Brave New World - Bonner, MT
Posted by: Groundspeak Premium Member T0SHEA
N 46° 52.493 W 113° 53.125
12T E 280128 N 5195302
On Highway 200 at Bonner, across from the Flying J truck stop is a statue of explorer and road builder Captain John Mullan, flanked by two historical markers. This one deals with nearby aspects of transportation in the Clark Fork Valley.
Waymark Code: WMMV96
Location: Montana, United States
Date Posted: 11/07/2014
Published By:Groundspeak Premium Member ZenPanda
Views: 1

Brave New World
Despite Civil War Turmoil, progress was bravely pushing Westward, leading into the Gilded Age of substantial growth in population and wealth.

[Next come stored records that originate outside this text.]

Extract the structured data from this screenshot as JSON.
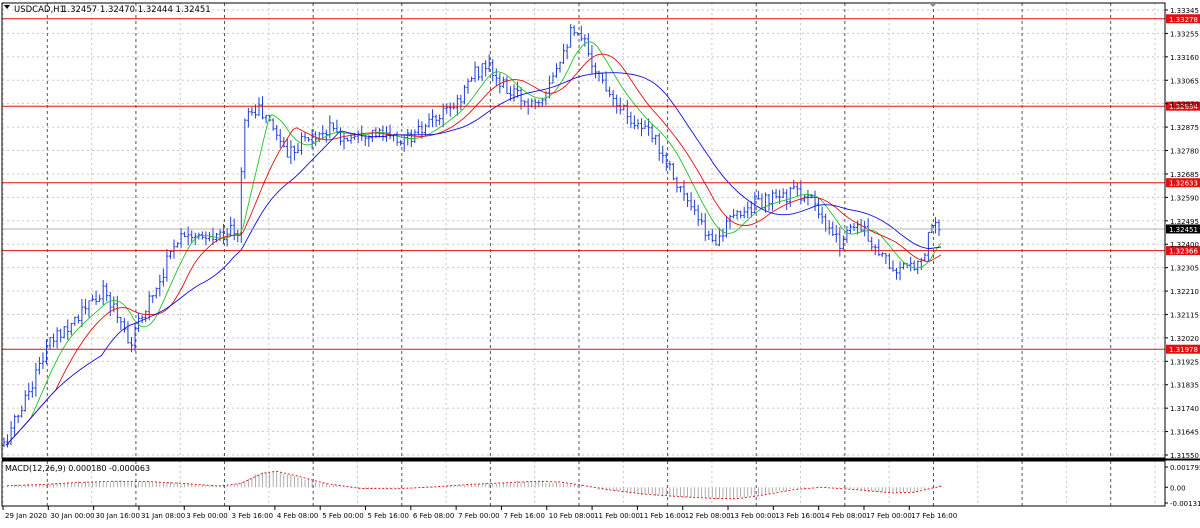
{
  "header": {
    "symbol": "USDCAD,H1",
    "ohlc": "1.32457 1.32470 1.32444 1.32451"
  },
  "macd_header": "MACD(12,26,9) 0.000180 -0.000063",
  "colors": {
    "bar": "#1f3fd8",
    "ma_fast": "#22c322",
    "ma_mid": "#e01010",
    "ma_slow": "#1010e0",
    "level": "#e01010",
    "macd_hist": "#9a9a9a",
    "macd_signal": "#e01010",
    "price_badge": "#000000"
  },
  "chart_data": [
    {
      "type": "ohlc",
      "symbol": "USDCAD,H1",
      "ylim": [
        1.3155,
        1.3334
      ],
      "y_ticks": [
        "1.33345",
        "1.33255",
        "1.33160",
        "1.33065",
        "1.32970",
        "1.32875",
        "1.32780",
        "1.32685",
        "1.32590",
        "1.32495",
        "1.32400",
        "1.32305",
        "1.32210",
        "1.32115",
        "1.32020",
        "1.31925",
        "1.31835",
        "1.31740",
        "1.31645",
        "1.31550"
      ],
      "x_ticks": [
        "29 Jan 2020",
        "30 Jan 00:00",
        "30 Jan 16:00",
        "31 Jan 08:00",
        "3 Feb 00:00",
        "3 Feb 16:00",
        "4 Feb 08:00",
        "5 Feb 00:00",
        "5 Feb 16:00",
        "6 Feb 08:00",
        "7 Feb 00:00",
        "7 Feb 16:00",
        "10 Feb 08:00",
        "11 Feb 00:00",
        "11 Feb 16:00",
        "12 Feb 08:00",
        "13 Feb 00:00",
        "13 Feb 16:00",
        "14 Feb 08:00",
        "17 Feb 00:00",
        "17 Feb 16:00"
      ],
      "levels": [
        {
          "value": 1.33278,
          "label": "1.33278"
        },
        {
          "value": 1.32934,
          "label": "1.32934"
        },
        {
          "value": 1.32633,
          "label": "1.32633"
        },
        {
          "value": 1.32366,
          "label": "1.32366"
        },
        {
          "value": 1.31978,
          "label": "1.31978"
        }
      ],
      "current_price": {
        "value": 1.32451,
        "label": "1.32451"
      },
      "close_path": [
        [
          0,
          1.316
        ],
        [
          4,
          1.3172
        ],
        [
          8,
          1.3185
        ],
        [
          12,
          1.3198
        ],
        [
          16,
          1.3205
        ],
        [
          20,
          1.321
        ],
        [
          24,
          1.3215
        ],
        [
          28,
          1.322
        ],
        [
          32,
          1.3212
        ],
        [
          36,
          1.32
        ],
        [
          40,
          1.3215
        ],
        [
          44,
          1.3225
        ],
        [
          48,
          1.324
        ],
        [
          52,
          1.3245
        ],
        [
          56,
          1.324
        ],
        [
          60,
          1.3242
        ],
        [
          64,
          1.3245
        ],
        [
          66,
          1.3242
        ],
        [
          68,
          1.329
        ],
        [
          72,
          1.3292
        ],
        [
          76,
          1.3285
        ],
        [
          80,
          1.3275
        ],
        [
          84,
          1.328
        ],
        [
          88,
          1.3282
        ],
        [
          92,
          1.3285
        ],
        [
          96,
          1.328
        ],
        [
          100,
          1.3284
        ],
        [
          104,
          1.3283
        ],
        [
          108,
          1.3281
        ],
        [
          112,
          1.328
        ],
        [
          116,
          1.3282
        ],
        [
          120,
          1.3286
        ],
        [
          124,
          1.329
        ],
        [
          128,
          1.3295
        ],
        [
          132,
          1.3305
        ],
        [
          136,
          1.331
        ],
        [
          140,
          1.3302
        ],
        [
          144,
          1.3298
        ],
        [
          148,
          1.3295
        ],
        [
          152,
          1.3298
        ],
        [
          156,
          1.331
        ],
        [
          160,
          1.3322
        ],
        [
          164,
          1.3318
        ],
        [
          168,
          1.3305
        ],
        [
          172,
          1.3298
        ],
        [
          176,
          1.329
        ],
        [
          180,
          1.3285
        ],
        [
          184,
          1.328
        ],
        [
          188,
          1.327
        ],
        [
          192,
          1.3258
        ],
        [
          196,
          1.3248
        ],
        [
          200,
          1.324
        ],
        [
          204,
          1.3246
        ],
        [
          208,
          1.3252
        ],
        [
          212,
          1.3255
        ],
        [
          216,
          1.3256
        ],
        [
          220,
          1.3258
        ],
        [
          224,
          1.326
        ],
        [
          228,
          1.3256
        ],
        [
          232,
          1.3245
        ],
        [
          236,
          1.324
        ],
        [
          240,
          1.3248
        ],
        [
          244,
          1.3242
        ],
        [
          248,
          1.3235
        ],
        [
          252,
          1.3228
        ],
        [
          256,
          1.323
        ],
        [
          260,
          1.3236
        ],
        [
          262,
          1.3248
        ],
        [
          264,
          1.3245
        ]
      ]
    },
    {
      "type": "line",
      "name": "MACD(12,26,9)",
      "ylim": [
        -0.0015,
        0.0021
      ],
      "y_ticks": [
        "0.001795",
        "0.00",
        "-0.001311"
      ],
      "signal_path": [
        [
          0,
          0.00012
        ],
        [
          10,
          0.00022
        ],
        [
          20,
          0.00038
        ],
        [
          30,
          0.00048
        ],
        [
          40,
          0.00045
        ],
        [
          50,
          0.0003
        ],
        [
          60,
          0.0001
        ],
        [
          66,
          0.0003
        ],
        [
          72,
          0.0011
        ],
        [
          76,
          0.00128
        ],
        [
          82,
          0.0009
        ],
        [
          90,
          0.0003
        ],
        [
          100,
          -0.0001
        ],
        [
          110,
          -0.00012
        ],
        [
          120,
          2e-05
        ],
        [
          130,
          0.00022
        ],
        [
          140,
          0.00035
        ],
        [
          150,
          0.00048
        ],
        [
          156,
          0.00042
        ],
        [
          162,
          0.00018
        ],
        [
          170,
          -0.0002
        ],
        [
          180,
          -0.00055
        ],
        [
          190,
          -0.00075
        ],
        [
          200,
          -0.0009
        ],
        [
          206,
          -0.00092
        ],
        [
          214,
          -0.0006
        ],
        [
          222,
          -0.0002
        ],
        [
          230,
          0.0
        ],
        [
          240,
          -0.0002
        ],
        [
          250,
          -0.00045
        ],
        [
          256,
          -0.0004
        ],
        [
          264,
          0.0001
        ]
      ]
    }
  ]
}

CANTONMENT WRIGHT AND HELL GATE

In November 1861, John Mullan established Cantonment Wright just across the Blackfoot River to the east of here. The little camp consisted of six crude log cabins from which he planned the next year's construction program while his men built a bridge across the Blackfoot River. The camp was located near a trading post established by Frank Worden and Christopher Higgins in 1860. Called Hell Gate, it was one of the toughest settlements in the territory. Over its four year history and a permanent population that never exceeded twenty people, nine men met violent ends, including four hanged by vigilantes in 1864.

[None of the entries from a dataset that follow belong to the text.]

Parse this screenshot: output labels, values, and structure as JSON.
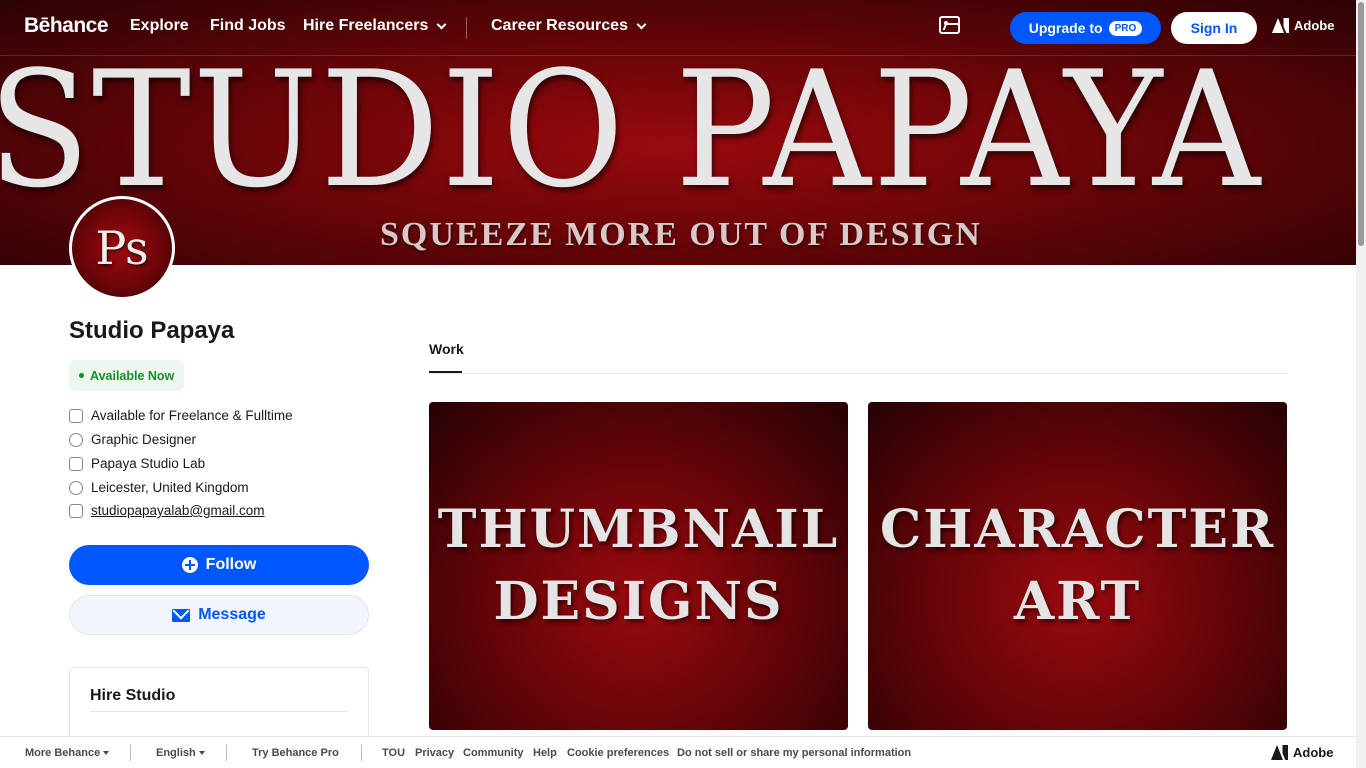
{
  "header": {
    "logo": "Bēhance",
    "nav": [
      "Explore",
      "Find Jobs",
      "Hire Freelancers",
      "Career Resources"
    ],
    "upgrade_label": "Upgrade to",
    "pro_badge": "PRO",
    "signin_label": "Sign In",
    "adobe_label": "Adobe"
  },
  "banner": {
    "title": "STUDIO PAPAYA",
    "tagline": "SQUEEZE MORE OUT OF DESIGN"
  },
  "avatar": {
    "text": "Ps"
  },
  "profile": {
    "name": "Studio Papaya",
    "availability": "Available Now",
    "info": [
      {
        "icon": "building-icon",
        "text": "Available for Freelance & Fulltime"
      },
      {
        "icon": "clock-icon",
        "text": "Graphic Designer"
      },
      {
        "icon": "briefcase-icon",
        "text": "Papaya Studio Lab"
      },
      {
        "icon": "globe-icon",
        "text": "Leicester, United Kingdom"
      },
      {
        "icon": "external-link-icon",
        "text": "studiopapayalab@gmail.com"
      }
    ],
    "follow_label": "Follow",
    "message_label": "Message",
    "hire_title": "Hire Studio"
  },
  "tabs": {
    "work": "Work"
  },
  "projects": [
    {
      "lines": [
        "THUMBNAIL",
        "DESIGNS"
      ]
    },
    {
      "lines": [
        "CHARACTER",
        "ART"
      ]
    }
  ],
  "footer": {
    "more": "More Behance",
    "language": "English",
    "try_pro": "Try Behance Pro",
    "links": [
      "TOU",
      "Privacy",
      "Community",
      "Help",
      "Cookie preferences",
      "Do not sell or share my personal information"
    ],
    "adobe": "Adobe"
  },
  "colors": {
    "accent": "#0057ff",
    "banner_red": "#7a0508",
    "available_green": "#1a8d2a"
  }
}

Mullan clearly did not like the area, which he called a "cold and bleak place" and the camp an "abode of not over much comfort." Mullan's men built the bridge during the winter, completing the 235-foot log structure in March and then abandoned Cantonment Wright two months later. Described as a "picturesque piece of architecture," the bridge carried wagons and pack trains over the Blackfoot for only a couple years before high water destroyed it. Mullan's bridge was the first of many bridges that would span the Clark Fork and Blackfoot rivers here.

The Black Bridge

1896 Missoula County builds a bridge across the Blackfoot at the site of the old steel bridge just to the north.
1908 A devastating flood significantly damages the 1896 bridge. Due to cost, the bridge is repaired just enough to remain open and usable.
1919 The Montana State Highway Commission agrees to fund half of the cost of a new bridge. The county raises the money to pay for the other half of the structure.
1921 Billings, Montana-based Security bridge Company begins construction of the new bridge.
1922 At a cost of nearly $110,000, the new bridge is completed. It was the most expensive bridge built in Montana up to that time. It carries traffic on U.S. Highway 10 for the next three decades.
1950 A new bridge is built downstream after engineers declare the bridge "quite dangerous."

2008

Long closed to traffic, Missoula County and the local Save Our Bridge committee successfully raise money to rehabilitate the old bridge and save it from demolition. The bridge's two original spans are combined into one longer span to negate the need for a concrete pier in the Blackfoot River. The rehabilitated Black Bridge is just over 56 feet longer than the original bridge and once again serves as an important crossing of the Blackfoot River.
From the Historical Marker
Describe the area and history:
A bit of the Bonner Sawmill can be seen across the Blackfoot River to the southeast. Directly south one may see one of the original railroad bridges crossing the Blackfoot just upstream of its confluence with the Clark Fork. To the south south east is the original 1921 highway bridge, abandoned when Highway 200 was realigned and now a footbridge on a walking trail. Not much else in a historical vein is visible from here. There are, however, statues of Captain Meriwether Lewis with his Newfoundland Seaman and Captain John Mullan to each side of this marker.